Computation of pH when an acid and base are mixed in solution

Question

I'm doing a basic chemistry course, and we are currently learning how to compute $\text{pH}$ from the acid dissociation constant (using $\left[\text{H}^{+}_{(\text{aq})}\right]=\sqrt{K_{a}\left[\text{HA}_{(\text{aq})}\right]}$) along with computing the $\text{pH}$ of strong bases by assuming full dissociation into $\text{OH}^{-}$ ions, and then using the ionic product of water to calculate the concentration of protons.

The question I have been given is:

Calculate the pH of the solution obtained when $14.9\text{ cm}^{3}$ of $0.100\text{ mol dm}^{-3}$ sodium hydroxide solution has been added to $25.0\text{ cm}^{3}$ solution of methanoic acid of concentration $0.100\text{ mol dm}^{-1}$; $K_{a}=1.60\times 10^{-4}\text{ mol dm}^{-3}$

I'm not sure how I should go about solving this problem, I can calculate concentrations of hydrogen and hydroxide ions for each of the solutions but I'm unsure how to combine them (as presumably some of the $\text{OH}^{-}$ ions will react with the $\text{H}^{+}$ ions to form $\text{H}_{2}\text{O}$?)

Answer 1

You are headed in the right direction. Pretend that the $\ce{H+}$ ions and the $\ce{OH-}$ ions neutralize each other 1 for 1. That will leave you with only one of those ions left.

The water ionization won't affect your problem as that ionization is repressed by the excess ion present in the solution.

Now you should be able to solve the problem.

Answer 2

The trick is: after the addition, a buffer solution is formed. Find the concentrations of the salt and acid and use Henderson's equation to arrive at the answer.

Answer 3

Count the protons. Figure out the amount of pure methanoic acid. Consider the addition of the dilute acid to your mix as that amount of methanoic but include the water in the total volume. Consider it as pure water. Do the same with the lye i.e. find out how much pure lye and how much pure water are being added to the mix.

Guess an answer pH. Calculate the concentration of OH- and H+ at that pH and determine the number of protons that you would have to add (or subtract) to your volume of pure water to reach that pH. If your guessed pH is < 7 the H+ concentration will be higher and you will have to add protons to establish that level and neutralize the 10^-7 concentration at pH 7. Call this need for protons the "proton deficit". If the guess pH is > 7 the OH- level will go up and the H+ concentration goes down and the H+ concentration of 10^-7 at pH 7 represents a surfeit.

Assume the NaOH is completely dissociated. Thus you will need as many protons as there are OH- ions in the added NaOH to convert the OH- to water and the eqivalents of OH- become part of the proton deficit.
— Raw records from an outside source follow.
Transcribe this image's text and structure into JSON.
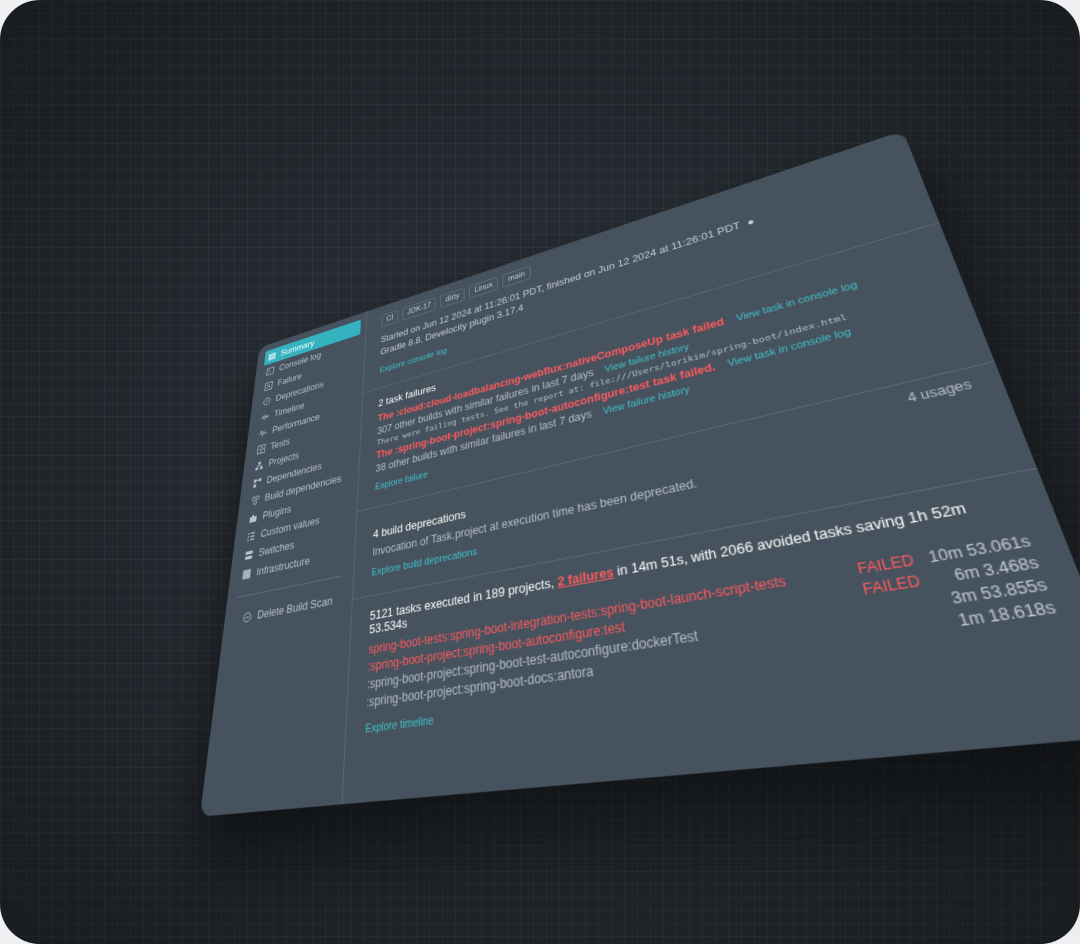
{
  "sidebar": {
    "items": [
      {
        "label": "Summary",
        "icon": "summary-icon"
      },
      {
        "label": "Console log",
        "icon": "console-icon"
      },
      {
        "label": "Failure",
        "icon": "failure-icon"
      },
      {
        "label": "Deprecations",
        "icon": "deprecations-icon"
      },
      {
        "label": "Timeline",
        "icon": "timeline-icon"
      },
      {
        "label": "Performance",
        "icon": "performance-icon"
      },
      {
        "label": "Tests",
        "icon": "tests-icon"
      },
      {
        "label": "Projects",
        "icon": "projects-icon"
      },
      {
        "label": "Dependencies",
        "icon": "dependencies-icon"
      },
      {
        "label": "Build dependencies",
        "icon": "build-dependencies-icon"
      },
      {
        "label": "Plugins",
        "icon": "plugins-icon"
      },
      {
        "label": "Custom values",
        "icon": "custom-values-icon"
      },
      {
        "label": "Switches",
        "icon": "switches-icon"
      },
      {
        "label": "Infrastructure",
        "icon": "infrastructure-icon"
      }
    ],
    "delete_label": "Delete Build Scan"
  },
  "header": {
    "tags": [
      "CI",
      "JDK-17",
      "dirty",
      "Linux",
      "main"
    ],
    "started": "Started on Jun 12 2024 at 11:26:01 PDT, finished on Jun 12 2024 at 11:26:01 PDT",
    "gradle": "Gradle 8.8, Develocity plugin 3.17.4",
    "explore_console": "Explore console log"
  },
  "failures": {
    "title": "2 task failures",
    "items": [
      {
        "task": "The :cloud:cloud-loadbalancing-webflux:nativeComposeUp task failed",
        "view": "View task in console log",
        "similar": "307 other builds with similar failures in last 7 days",
        "history": "View failure history",
        "detail": "There were failing tests. See the report at: file:///Users/lorikim/spring-boot/index.html"
      },
      {
        "task": "The :spring-boot-project:spring-boot-autoconfigure:test task failed.",
        "view": "View task in console log",
        "similar": "38 other builds with similar failures in last 7 days",
        "history": "View failure history"
      }
    ],
    "explore": "Explore failure"
  },
  "deprecations": {
    "title": "4 build deprecations",
    "usages": "4 usages",
    "text": "Invocation of Task.project at execution time has been deprecated.",
    "explore": "Explore build deprecations"
  },
  "tasks": {
    "summary_pre": "5121 tasks executed in 189 projects, ",
    "summary_link": "2 failures",
    "summary_post": " in 14m 51s, with 2066 avoided tasks saving 1h 52m 53.534s",
    "rows": [
      {
        "name": "spring-boot-tests:spring-boot-integration-tests:spring-boot-launch-script-tests",
        "status": "FAILED",
        "time": "10m 53.061s",
        "failed": true
      },
      {
        "name": ":spring-boot-project:spring-boot-autoconfigure:test",
        "status": "FAILED",
        "time": "6m 3.468s",
        "failed": true
      },
      {
        "name": ":spring-boot-project:spring-boot-test-autoconfigure:dockerTest",
        "status": "",
        "time": "3m 53.855s",
        "failed": false
      },
      {
        "name": ":spring-boot-project:spring-boot-docs:antora",
        "status": "",
        "time": "1m 18.618s",
        "failed": false
      }
    ],
    "explore": "Explore timeline"
  },
  "colors": {
    "accent": "#34b2bf",
    "link": "#3fc2cc",
    "failure": "#ff5a5f",
    "panel": "#46525d",
    "background": "#252b31"
  }
}
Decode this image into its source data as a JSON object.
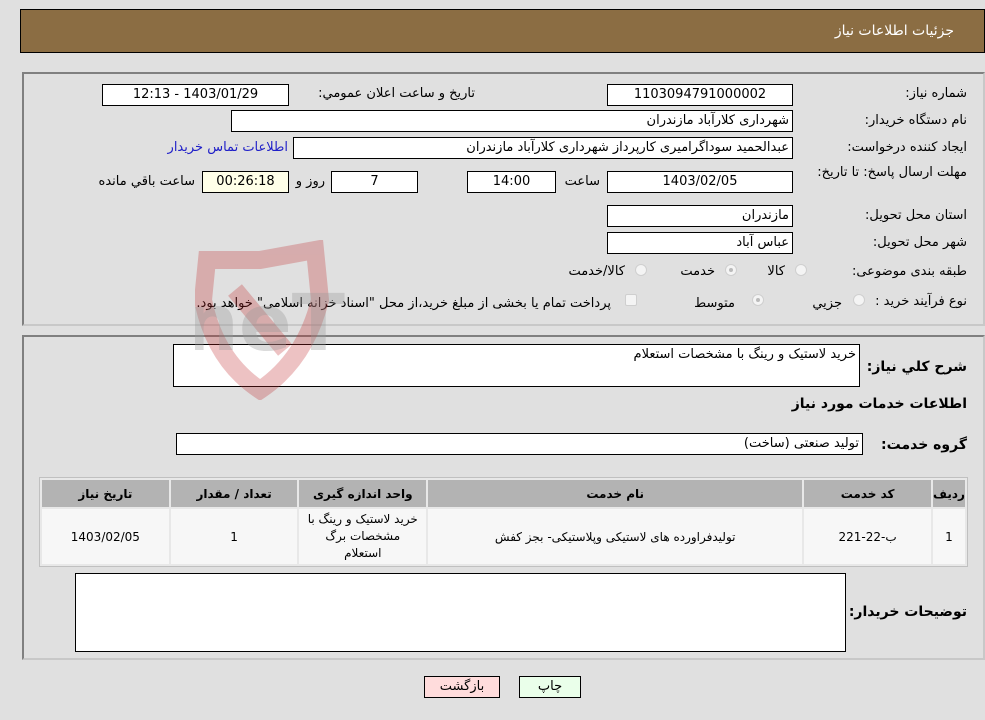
{
  "header": {
    "title": "جزئیات اطلاعات نیاز"
  },
  "form": {
    "need_number": {
      "label": "شماره نیاز:",
      "value": "1103094791000002"
    },
    "announce_datetime": {
      "label": "تاریخ و ساعت اعلان عمومي:",
      "value": "1403/01/29 - 12:13"
    },
    "buyer_org": {
      "label": "نام دستگاه خریدار:",
      "value": "شهرداری کلارآباد   مازندران"
    },
    "requester": {
      "label": "ایجاد کننده درخواست:",
      "value": "عبدالحمید سوداگرامیری کارپرداز شهرداری کلارآباد   مازندران"
    },
    "buyer_contact_link": "اطلاعات تماس خریدار",
    "deadline": {
      "label": "مهلت ارسال پاسخ: تا تاریخ:",
      "date": "1403/02/05",
      "time_label": "ساعت",
      "time": "14:00",
      "days": "7",
      "days_label": "روز و",
      "remaining": "00:26:18",
      "remaining_label": "ساعت باقي مانده"
    },
    "delivery_province": {
      "label": "استان محل تحویل:",
      "value": "مازندران"
    },
    "delivery_city": {
      "label": "شهر محل تحویل:",
      "value": "عباس آباد"
    },
    "category": {
      "label": "طبقه بندی موضوعی:",
      "options": [
        "کالا",
        "خدمت",
        "کالا/خدمت"
      ],
      "selected": "خدمت"
    },
    "purchase_type": {
      "label": "نوع فرآیند خرید :",
      "options": [
        "جزيي",
        "متوسط"
      ],
      "selected": "متوسط",
      "treasury_note": "پرداخت تمام یا بخشی از مبلغ خرید،از محل \"اسناد خزانه اسلامی\" خواهد بود."
    }
  },
  "details": {
    "description_label": "شرح کلي نیاز:",
    "description": "خرید لاستیک و رینگ با مشخصات استعلام",
    "services_heading": "اطلاعات خدمات مورد نیاز",
    "service_group_label": "گروه خدمت:",
    "service_group": "تولید صنعتی (ساخت)",
    "table": {
      "headers": [
        "ردیف",
        "کد خدمت",
        "نام خدمت",
        "واحد اندازه گیری",
        "تعداد / مقدار",
        "تاریخ نیاز"
      ],
      "rows": [
        [
          "1",
          "ب-22-221",
          "تولیدفراورده های لاستیکی وپلاستیکی- بجز کفش",
          "خرید لاستیک و رینگ با مشخصات برگ استعلام",
          "1",
          "1403/02/05"
        ]
      ]
    },
    "buyer_notes_label": "توضیحات خریدار:",
    "buyer_notes": ""
  },
  "buttons": {
    "print": "چاپ",
    "back": "بازگشت"
  },
  "watermark": "AriaTender.neT",
  "colors": {
    "header_bg": "#8b6d43",
    "print_bg": "#eaffea",
    "back_bg": "#ffdcdc",
    "link": "#2020c8"
  }
}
Now the tricky part. Use Henderson - Hallelbalch to compute the charge on the formic acid ion at your guess pH. To do this compute the dissociation ratio r = 10^(pH - pK). This is the ratio of dissociated molecules to undissociated ones. If there was 1 mole of formic acid to start with and x remain undissociated the rx must be dissociated and x/(x + rx) = 1/(1 + r) is the fraction dissociated. The original acid is undissociated so in being added to a solution which has a certain pH it dissociates supplying C/(1 + r) protons where C is the number of moles of formic acid. This is a proton surfeit (with respect to the guessed pH).

So, assuming the guessed pH is < 7 1. Protons are required to neutralize the OH- in the pure water (deficit) 2. Protons are required to establish an H+ concentration in the water of 10^-pH (deficit) 3. Protons are required to neutralize the OH- ions from the NaOH (deficit) 4. Protons are released by the methanoic acid (surfeit)

Since no protons are generated or destroyed in this reaction the total of the deficits must equal the total of the surfeits when the reaction is complete. All you need to do is keep guessing pH's until you find the one that zeroes the sum. The easiest way to do this is to put your calculations into an Excel spreadsheet and use the Solver to find the pH. If you don't know about Solver, learn about it! If you don't want to it's pretty easy to zero in on the correct answer pretty quickly manually.